I Love LA premiered on HBO Max, aiming to occupy the territory once ruled by Insecure, Sex and the City, Girls, and And Just Like That. The very fact that it can be mentioned alongside four shows with similar ambitions could undermine its originality—but in truth, it feels like a rite of passage. Every generation tries to find itself through a new series set in a city of mythic weight —be it New York or Los Angeles —and through the lens of personal and professional awakening. The challenge is obvious: how do you reinvent a story we’ve already lived? The sense of déjà vu is inevitable—but this one still has potential.

Created by and starring Rachel Sennott, I Love LA draws directly from her own experiences; she has openly said she “used to hate Los Angeles before learning to love it.” That contradiction is the show’s backbone. Rather than a love letter to the city, the series is an ironic meditation on authenticity in a place built on performance. Directed by Lorene Scafaria (Hustlers), the eight-episode season follows a group of friends trying to navigate ambition, friendship, and emotional burnout in the digital-era Hollywood hustle.
Sennott plays Maia, a young talent agent (or an aspiring one) who reconnects with her former best friend, Tallulah (Odessa A’zion), now a social media star. The ensemble also includes Jordan Firstman, True Whitaker, Leighton Meester, and Josh Hutcherson, who replaced Miles Robbins after creative changes during production. The chemistry among them is chaotic and endearing, driving a tone that’s both self-aware and painfully relatable.
The show’s DNA clearly traces back to Girls—especially in the way Sennott ridicules her own persona while laying bare her vulnerabilities—but with the glossy speed of an Instagram reel. Scafaria’s camera paints Los Angeles as both radiant and hollow, where every brunch, party, or pitch meeting is perfectly lit yet emotionally barren. Nothing feels truly spontaneous, and that’s precisely the point.

Critics have been divided but intrigued. The Washington Post praised the show’s freshness and Sennott’s honest portrayal of anxiety and self-doubt, while Variety and Elle highlighted her unique “author-actress” approach—someone exploring fame and loneliness with humor and self-awareness. Other outlets found it a bit too polished, arguing that it mirrors its predecessors more than it reinvents them.

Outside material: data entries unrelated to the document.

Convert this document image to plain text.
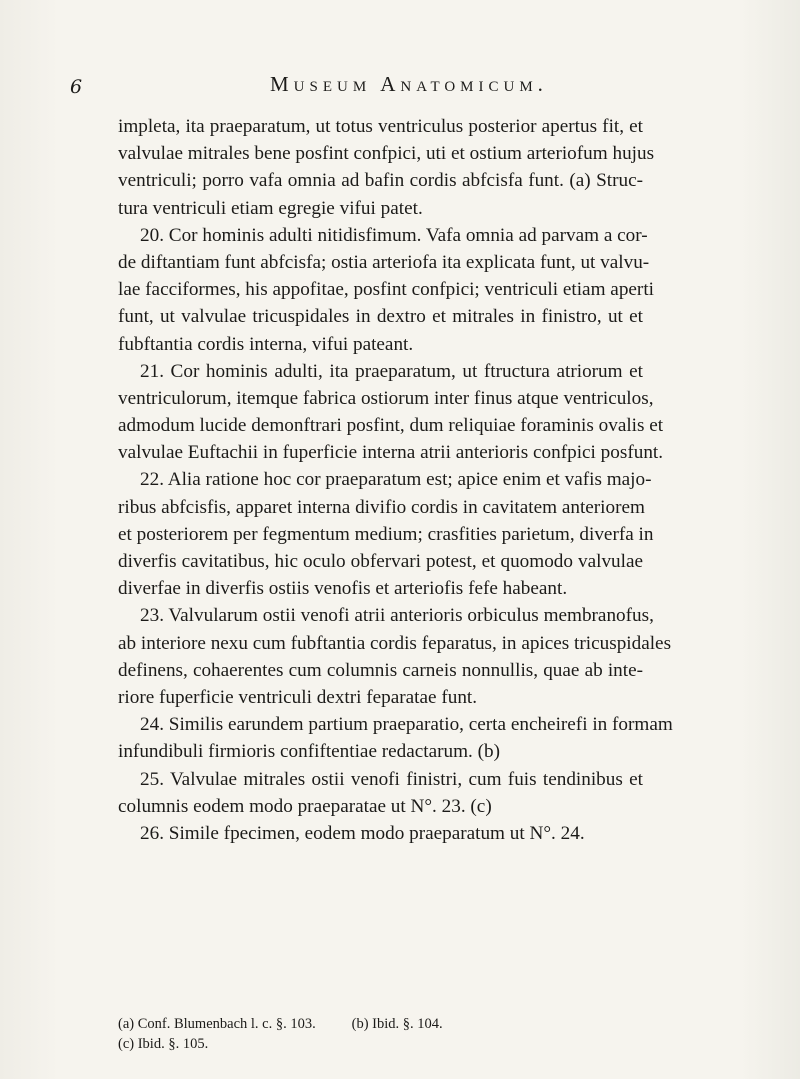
6	Museum Anatomicum.
impleta, ita praeparatum, ut totus ventriculus posterior apertus fit, et
valvulae mitrales bene posfint confpici, uti et ostium arteriofum hujus
ventriculi; porro vafa omnia ad bafin cordis abfcisfa funt. (a) Struc-
tura ventriculi etiam egregie vifui patet.
20. Cor hominis adulti nitidisfimum. Vafa omnia ad parvam a cor-
de diftantiam funt abfcisfa; ostia arteriofa ita explicata funt, ut valvu-
lae facciformes, his appofitae, posfint confpici; ventriculi etiam aperti
funt, ut valvulae tricuspidales in dextro et mitrales in finistro, ut et
fubftantia cordis interna, vifui pateant.
21. Cor hominis adulti, ita praeparatum, ut ftructura atriorum et
ventriculorum, itemque fabrica ostiorum inter finus atque ventriculos,
admodum lucide demonftrari posfint, dum reliquiae foraminis ovalis et
valvulae Euftachii in fuperficie interna atrii anterioris confpici posfunt.
22. Alia ratione hoc cor praeparatum est; apice enim et vafis majo-
ribus abfcisfis, apparet interna divifio cordis in cavitatem anteriorem
et posteriorem per fegmentum medium; crasfities parietum, diverfa in
diverfis cavitatibus, hic oculo obfervari potest, et quomodo valvulae
diverfae in diverfis ostiis venofis et arteriofis fefe habeant.
23. Valvularum ostii venofi atrii anterioris orbiculus membranofus,
ab interiore nexu cum fubftantia cordis feparatus, in apices tricuspidales
definens, cohaerentes cum columnis carneis nonnullis, quae ab inte-
riore fuperficie ventriculi dextri feparatae funt.
24. Similis earundem partium praeparatio, certa encheirefi in formam
infundibuli firmioris confiftentiae redactarum. (b)
25. Valvulae mitrales ostii venofi finistri, cum fuis tendinibus et
columnis eodem modo praeparatae ut N°. 23. (c)
26. Simile fpecimen, eodem modo praeparatum ut N°. 24.
(a) Conf. Blumenbach l. c. §. 103. (b) Ibid. §. 104.
(c) Ibid. §. 105.
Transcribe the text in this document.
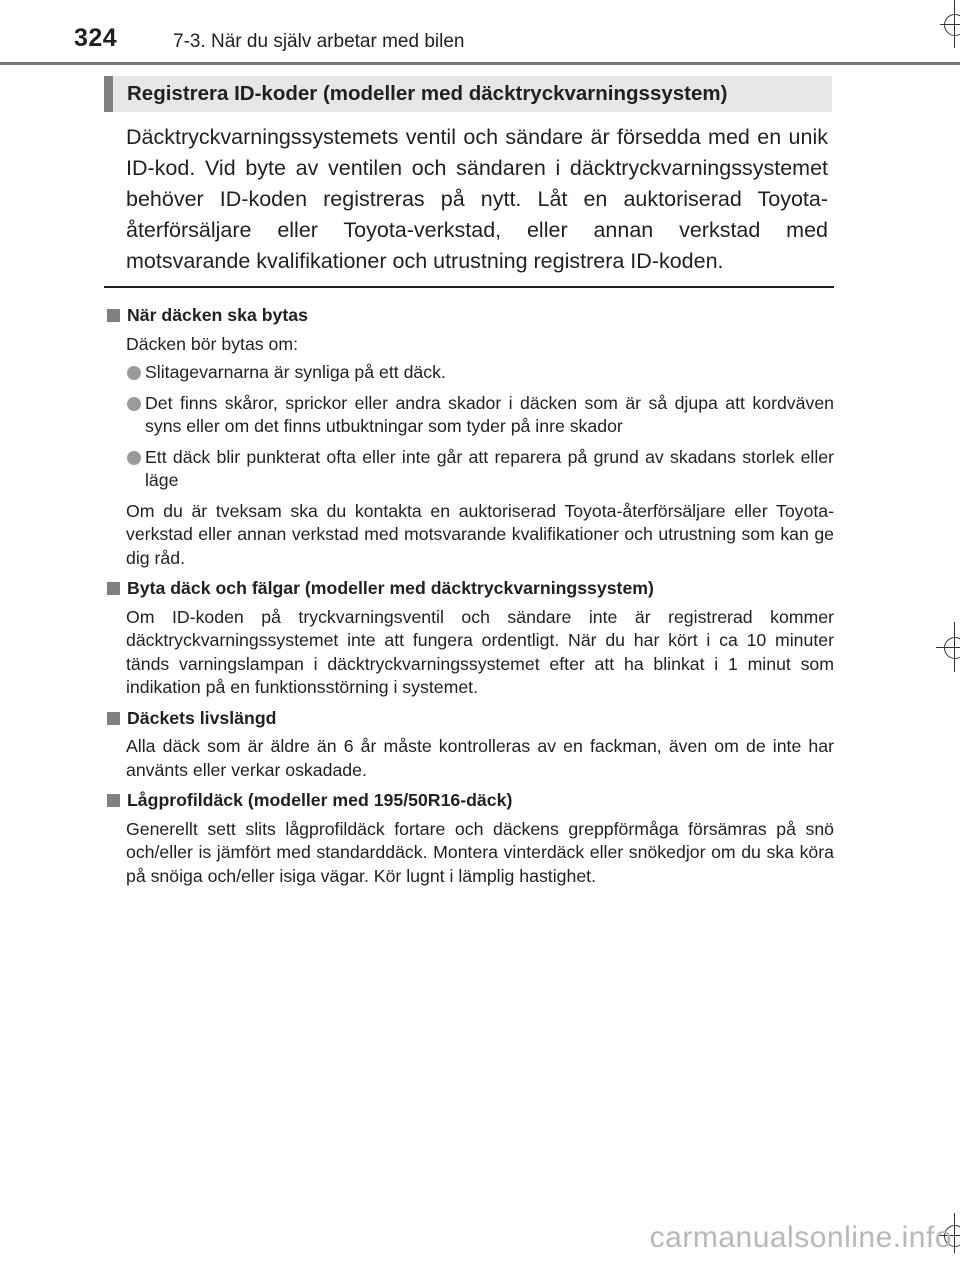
324	7-3. När du själv arbetar med bilen
Registrera ID-koder (modeller med däcktryckvarningssystem)
Däcktryckvarningssystemets ventil och sändare är försedda med en unik ID-kod. Vid byte av ventilen och sändaren i däcktryckvarningssystemet behöver ID-koden registreras på nytt. Låt en auktoriserad Toyota-återförsäljare eller Toyota-verkstad, eller annan verkstad med motsvarande kvalifikationer och utrustning registrera ID-koden.
När däcken ska bytas
Däcken bör bytas om:
Slitagevarnarna är synliga på ett däck.
Det finns skåror, sprickor eller andra skador i däcken som är så djupa att kordväven syns eller om det finns utbuktningar som tyder på inre skador
Ett däck blir punkterat ofta eller inte går att reparera på grund av skadans storlek eller läge
Om du är tveksam ska du kontakta en auktoriserad Toyota-återförsäljare eller Toyota-verkstad eller annan verkstad med motsvarande kvalifikationer och utrustning som kan ge dig råd.
Byta däck och fälgar (modeller med däcktryckvarningssystem)
Om ID-koden på tryckvarningsventil och sändare inte är registrerad kommer däcktryckvarningssystemet inte att fungera ordentligt. När du har kört i ca 10 minuter tänds varningslampan i däcktryckvarningssystemet efter att ha blinkat i 1 minut som indikation på en funktionsstörning i systemet.
Däckets livslängd
Alla däck som är äldre än 6 år måste kontrolleras av en fackman, även om de inte har använts eller verkar oskadade.
Lågprofildäck (modeller med 195/50R16-däck)
Generellt sett slits lågprofildäck fortare och däckens greppförmåga försämras på snö och/eller is jämfört med standarddäck. Montera vinterdäck eller snökedjor om du ska köra på snöiga och/eller isiga vägar. Kör lugnt i lämplig hastighet.
carmanualsonline.info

Still, there’s something irresistible about I Love LA’s attempt to capture the uneasy comedy of contemporary life. Sennott isn’t interested in heroines; she gives us women who are messy, funny, sometimes unbearable—and entirely human.
The result is a comedy about the quiet collapse of people who live to be seen. It’s a mirror for our moment: a generation turning vulnerability into content and friendship into currency. And if it all feels familiar, maybe that’s exactly the point—each era believing it’s the first to feel lost under the Californian sun.